Steam processes involving injection of a solvent with steam, such as CSS (Cyclic Steam Stimulation), SAGD (Steam-Assisted Gravity Drainage), and steam injection in isothermal mode are currently receiving a great deal of attention in Alberta. These combination processes are designed to reduce energy consumption and the emission of greenhouse gases over steam alone. Field results have been mixed and the original intent remains elusive. This paper addresses questions regarding the mechanism of solvent dissolution of bitumen and the expected improvement in oil recovery, if any, when a solvent is injected with steam.

The unique aspect of this work is that instantaneous phase equilibrium is not assumed, as is customary in numerical simulators for solvent-steam applications. Nor is partial equilibrium assumed based on an empirical factor or concept. Rather, equilibrium is based on an analytical model of the dissolution and mobilization of a drop of bitumen inside a pore by solvent and heat. The results of this part of the study show that solvent requires at least three times as long to mobilize bitumen as by heat conduction. Such a delay is implicit in the nature of diffusion and dispersion of a solvent. Several boundary conditions are tested for a spherical drop.
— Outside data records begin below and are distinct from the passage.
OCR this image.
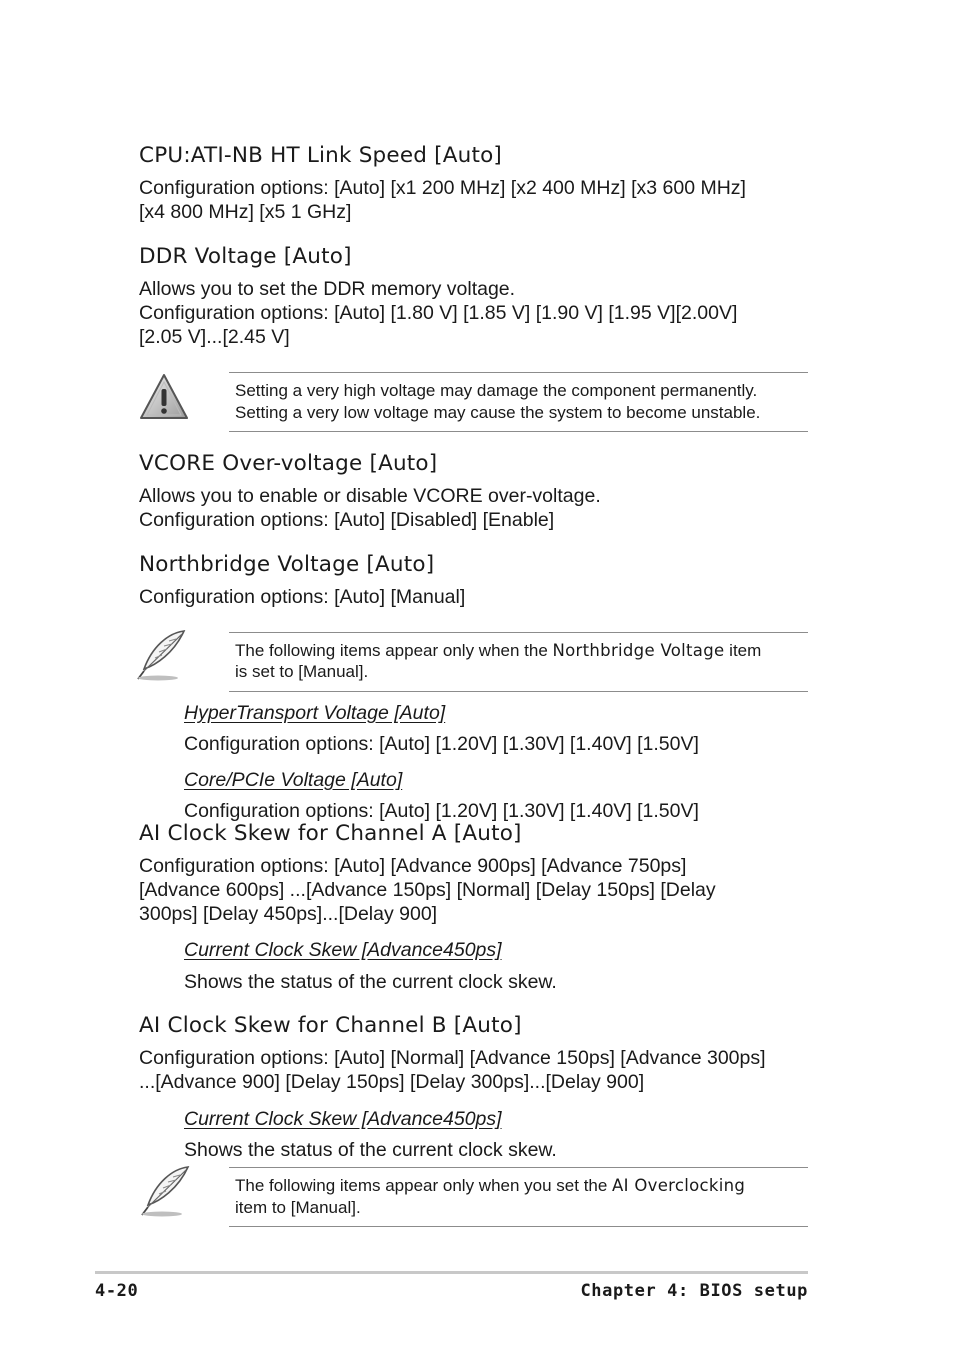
CPU:ATI-NB HT Link Speed [Auto]
Configuration options: [Auto] [x1 200 MHz] [x2 400 MHz] [x3 600 MHz]
[x4 800 MHz] [x5 1 GHz]
DDR Voltage [Auto]
Allows you to set the DDR memory voltage.
Configuration options: [Auto] [1.80 V] [1.85 V] [1.90 V] [1.95 V][2.00V]
[2.05 V]...[2.45 V]
Setting a very high voltage may damage the component permanently.
Setting a very low voltage may cause the system to become unstable.
VCORE Over-voltage [Auto]
Allows you to enable or disable VCORE over-voltage.
Configuration options: [Auto] [Disabled] [Enable]
Northbridge Voltage [Auto]
Configuration options: [Auto] [Manual]
The following items appear only when the Northbridge Voltage item
is set to [Manual].
HyperTransport Voltage [Auto]
Configuration options: [Auto] [1.20V] [1.30V] [1.40V] [1.50V]
Core/PCIe Voltage [Auto]
Configuration options: [Auto] [1.20V] [1.30V] [1.40V] [1.50V]
AI Clock Skew for Channel A [Auto]
Configuration options: [Auto] [Advance 900ps] [Advance 750ps]
[Advance 600ps] ...[Advance 150ps] [Normal] [Delay 150ps] [Delay
300ps] [Delay 450ps]...[Delay 900]
Current Clock Skew [Advance450ps]
Shows the status of the current clock skew.
AI Clock Skew for Channel B [Auto]
Configuration options: [Auto] [Normal] [Advance 150ps] [Advance 300ps]
...[Advance 900] [Delay 150ps] [Delay 300ps]...[Delay 900]
Current Clock Skew [Advance450ps]
Shows the status of the current clock skew.
The following items appear only when you set the AI Overclocking
item to [Manual].
4-20	Chapter 4: BIOS setup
A new thermal compositional simulator with the single drop model was developed for this study and several thermal processes for solvent injection were investigated for non-equilibrium phase behaviour. The results were compared to the case of instantaneous equilibrium, confirming the reason for the lack of success with solvent injection.

The results and extensions of this work will be of great interest in heavy oil production because they serve to explain the expected performance and frequent lack of success in solvent-steam injection. Use of the developed simulator would make it possible to determine whether solvent injection is a good choice in a given situation.